All this documentary evidence is alluring, and theres something wonderful about suddenly knowing the names of groups of people and individuals. Before the Romans arrive, we didnt know that the people who lived in what is now Dorset called themselves the Durotriges, that people in Norfolk were the Iceni, or that modern Kent was inhabited by the Cantiaci. We didnt know the specific names of any British kings and queens. And suddenly we meet Cunobelinus, Caratacus, Verica, Togidubnus, Boudica, Prasutagus and the rest.
But all that history is also a curse. It suggests interpretations to us before we even start to look at the archaeological evidence. The archaeological discovery of a bit of burned sediment, some pottery and a Claudian coin in London might be interpreted as evidence of military occupation because we know the history of the Claudian invasion. But this isnt how archaeology should work. It shouldnt be a footnote to history or merely an illustration of what we think we already know. Its an entirely different source of evidence, and should enable us to ask much wider questions about what life was like in the past, and to test the historical interpretations, not to prove them. Of course, archaeology and history and now archaeogenetics too should come together in the final analysis, to tell the story of the past but these disciplines should be treated with equal respect and given equal weight. Archaeology also offers us the potential to understand society in a much more comprehensive way as we find the traces of ordinary lives, and people whose stories were never written down.

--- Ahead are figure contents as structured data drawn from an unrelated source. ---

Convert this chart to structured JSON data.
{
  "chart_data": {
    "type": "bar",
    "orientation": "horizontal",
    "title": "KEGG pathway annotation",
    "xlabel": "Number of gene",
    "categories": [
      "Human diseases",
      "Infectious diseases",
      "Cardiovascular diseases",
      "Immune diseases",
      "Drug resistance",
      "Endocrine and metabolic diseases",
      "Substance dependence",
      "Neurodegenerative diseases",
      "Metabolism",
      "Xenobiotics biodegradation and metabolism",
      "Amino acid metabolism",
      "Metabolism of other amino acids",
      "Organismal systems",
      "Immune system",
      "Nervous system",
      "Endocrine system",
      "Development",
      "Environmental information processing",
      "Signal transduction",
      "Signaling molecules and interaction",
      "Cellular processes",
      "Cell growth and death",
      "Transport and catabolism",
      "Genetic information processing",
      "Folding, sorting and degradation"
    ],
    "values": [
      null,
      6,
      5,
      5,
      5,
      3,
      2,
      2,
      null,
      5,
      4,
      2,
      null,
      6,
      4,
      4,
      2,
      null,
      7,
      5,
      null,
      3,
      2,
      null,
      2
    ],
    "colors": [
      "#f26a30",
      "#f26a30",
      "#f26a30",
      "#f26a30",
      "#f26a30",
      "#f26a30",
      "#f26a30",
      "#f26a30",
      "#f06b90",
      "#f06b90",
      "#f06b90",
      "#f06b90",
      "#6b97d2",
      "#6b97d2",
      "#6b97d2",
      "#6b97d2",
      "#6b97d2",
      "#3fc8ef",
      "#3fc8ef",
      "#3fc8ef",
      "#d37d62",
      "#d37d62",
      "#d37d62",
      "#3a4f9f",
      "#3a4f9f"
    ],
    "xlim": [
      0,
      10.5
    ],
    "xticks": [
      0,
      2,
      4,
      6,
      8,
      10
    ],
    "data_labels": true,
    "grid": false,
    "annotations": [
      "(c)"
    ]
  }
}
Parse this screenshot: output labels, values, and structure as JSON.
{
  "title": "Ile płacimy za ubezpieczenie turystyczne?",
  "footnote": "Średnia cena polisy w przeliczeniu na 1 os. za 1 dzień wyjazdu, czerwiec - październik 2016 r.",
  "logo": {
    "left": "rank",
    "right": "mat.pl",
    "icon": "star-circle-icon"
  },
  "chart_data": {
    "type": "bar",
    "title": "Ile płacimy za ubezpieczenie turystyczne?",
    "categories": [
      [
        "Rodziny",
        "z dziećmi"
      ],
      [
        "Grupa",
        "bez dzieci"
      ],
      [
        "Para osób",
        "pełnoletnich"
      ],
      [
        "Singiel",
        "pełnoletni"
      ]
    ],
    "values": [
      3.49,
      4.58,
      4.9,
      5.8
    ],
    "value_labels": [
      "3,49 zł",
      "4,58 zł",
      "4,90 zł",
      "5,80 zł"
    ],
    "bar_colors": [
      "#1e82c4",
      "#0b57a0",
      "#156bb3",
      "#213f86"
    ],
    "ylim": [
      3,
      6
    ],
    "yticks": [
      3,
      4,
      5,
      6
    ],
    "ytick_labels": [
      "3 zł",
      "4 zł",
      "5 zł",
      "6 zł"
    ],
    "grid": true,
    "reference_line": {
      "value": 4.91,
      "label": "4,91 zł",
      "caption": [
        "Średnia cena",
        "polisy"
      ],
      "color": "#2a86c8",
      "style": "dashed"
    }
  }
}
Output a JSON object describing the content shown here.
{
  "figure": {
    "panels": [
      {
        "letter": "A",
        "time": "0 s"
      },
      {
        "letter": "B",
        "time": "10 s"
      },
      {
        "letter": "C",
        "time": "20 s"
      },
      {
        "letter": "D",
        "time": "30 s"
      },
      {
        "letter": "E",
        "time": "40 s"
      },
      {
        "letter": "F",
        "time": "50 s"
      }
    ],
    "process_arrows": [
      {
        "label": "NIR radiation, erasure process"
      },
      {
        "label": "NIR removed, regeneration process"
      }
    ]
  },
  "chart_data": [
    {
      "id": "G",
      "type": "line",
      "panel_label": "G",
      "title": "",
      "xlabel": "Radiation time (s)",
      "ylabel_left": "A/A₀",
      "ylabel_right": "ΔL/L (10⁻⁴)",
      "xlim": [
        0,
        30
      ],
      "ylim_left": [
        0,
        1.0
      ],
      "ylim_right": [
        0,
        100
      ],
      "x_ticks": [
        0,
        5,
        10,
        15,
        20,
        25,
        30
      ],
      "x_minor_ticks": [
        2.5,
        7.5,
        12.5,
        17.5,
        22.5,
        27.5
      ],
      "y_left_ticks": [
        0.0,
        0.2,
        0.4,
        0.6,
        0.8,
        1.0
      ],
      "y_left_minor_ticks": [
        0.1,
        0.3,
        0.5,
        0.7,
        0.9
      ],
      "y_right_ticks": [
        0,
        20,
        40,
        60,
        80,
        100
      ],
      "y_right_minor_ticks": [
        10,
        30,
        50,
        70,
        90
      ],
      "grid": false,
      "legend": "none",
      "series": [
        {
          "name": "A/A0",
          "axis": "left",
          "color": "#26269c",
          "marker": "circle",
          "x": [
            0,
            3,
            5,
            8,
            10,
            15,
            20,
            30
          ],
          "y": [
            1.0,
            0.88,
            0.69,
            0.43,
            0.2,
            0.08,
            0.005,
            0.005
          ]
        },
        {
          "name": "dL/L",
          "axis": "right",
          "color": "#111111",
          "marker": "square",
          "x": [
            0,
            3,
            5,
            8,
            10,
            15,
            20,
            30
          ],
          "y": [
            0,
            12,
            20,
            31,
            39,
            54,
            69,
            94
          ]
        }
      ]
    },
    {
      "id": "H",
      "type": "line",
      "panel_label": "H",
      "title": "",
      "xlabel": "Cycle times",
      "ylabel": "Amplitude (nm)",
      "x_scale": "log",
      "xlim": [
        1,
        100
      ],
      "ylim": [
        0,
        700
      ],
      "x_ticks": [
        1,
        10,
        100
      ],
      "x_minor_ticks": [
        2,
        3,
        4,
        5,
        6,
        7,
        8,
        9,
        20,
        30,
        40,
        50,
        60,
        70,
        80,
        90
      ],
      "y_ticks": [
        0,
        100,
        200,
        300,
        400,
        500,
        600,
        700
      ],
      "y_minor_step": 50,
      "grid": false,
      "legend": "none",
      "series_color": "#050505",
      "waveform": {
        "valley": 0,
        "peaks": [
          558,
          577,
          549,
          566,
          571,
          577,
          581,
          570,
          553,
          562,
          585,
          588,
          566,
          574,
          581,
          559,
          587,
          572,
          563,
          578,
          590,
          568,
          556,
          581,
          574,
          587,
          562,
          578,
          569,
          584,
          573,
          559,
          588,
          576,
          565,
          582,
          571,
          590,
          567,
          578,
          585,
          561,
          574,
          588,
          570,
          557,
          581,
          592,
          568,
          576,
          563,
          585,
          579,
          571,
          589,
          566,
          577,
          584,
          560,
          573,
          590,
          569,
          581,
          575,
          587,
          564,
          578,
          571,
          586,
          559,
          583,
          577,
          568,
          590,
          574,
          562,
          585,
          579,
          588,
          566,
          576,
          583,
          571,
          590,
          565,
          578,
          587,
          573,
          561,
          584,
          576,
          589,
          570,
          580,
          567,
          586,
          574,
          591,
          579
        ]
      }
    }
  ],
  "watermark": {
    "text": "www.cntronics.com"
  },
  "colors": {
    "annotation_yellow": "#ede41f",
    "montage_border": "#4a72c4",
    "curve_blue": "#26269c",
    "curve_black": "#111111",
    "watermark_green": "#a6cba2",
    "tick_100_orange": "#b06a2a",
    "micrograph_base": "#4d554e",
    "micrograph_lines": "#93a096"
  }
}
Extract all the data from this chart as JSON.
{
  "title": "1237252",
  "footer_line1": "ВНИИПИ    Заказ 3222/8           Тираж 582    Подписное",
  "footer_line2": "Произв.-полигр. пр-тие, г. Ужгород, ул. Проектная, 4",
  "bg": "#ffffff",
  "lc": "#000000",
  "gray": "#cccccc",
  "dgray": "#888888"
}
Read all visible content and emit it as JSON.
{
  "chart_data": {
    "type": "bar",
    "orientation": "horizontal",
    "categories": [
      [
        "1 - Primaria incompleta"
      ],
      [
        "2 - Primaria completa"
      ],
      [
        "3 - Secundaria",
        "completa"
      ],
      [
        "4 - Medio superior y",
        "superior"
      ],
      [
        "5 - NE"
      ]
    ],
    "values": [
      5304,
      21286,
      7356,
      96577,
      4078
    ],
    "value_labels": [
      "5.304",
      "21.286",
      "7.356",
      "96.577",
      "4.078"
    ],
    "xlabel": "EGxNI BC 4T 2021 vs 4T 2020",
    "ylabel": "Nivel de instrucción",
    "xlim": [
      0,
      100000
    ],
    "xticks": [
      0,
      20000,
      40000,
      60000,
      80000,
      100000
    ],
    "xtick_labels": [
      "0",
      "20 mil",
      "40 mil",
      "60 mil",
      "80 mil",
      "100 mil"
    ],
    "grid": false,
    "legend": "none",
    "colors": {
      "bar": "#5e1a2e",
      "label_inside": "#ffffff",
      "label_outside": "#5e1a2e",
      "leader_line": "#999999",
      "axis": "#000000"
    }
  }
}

In the post-Roman period in Britain, contemporary written records all but disappear. Literacy is still there, but its harder to find traces of it. We get some glimpses from high-status sites, including monasteries. This is the period which used to be referred to as the Dark Ages, which is now seen as a pejorative term, suggesting that Britain descended into darkness, into a period of ignorance and barbarism, when the Roman army pulled out in the fifth century. But even if the term is problematic, theres no denying that the historical record for the fifth to eighth centuries is patchy at best. The few sources we possess have ended up carrying undue weight, introducing even more bias into our reconstructions of the past. Archaeology is crucially important to understanding what was really happening in those shadowy centuries after Roman rule in Britain ended. And burials have important tales to tell.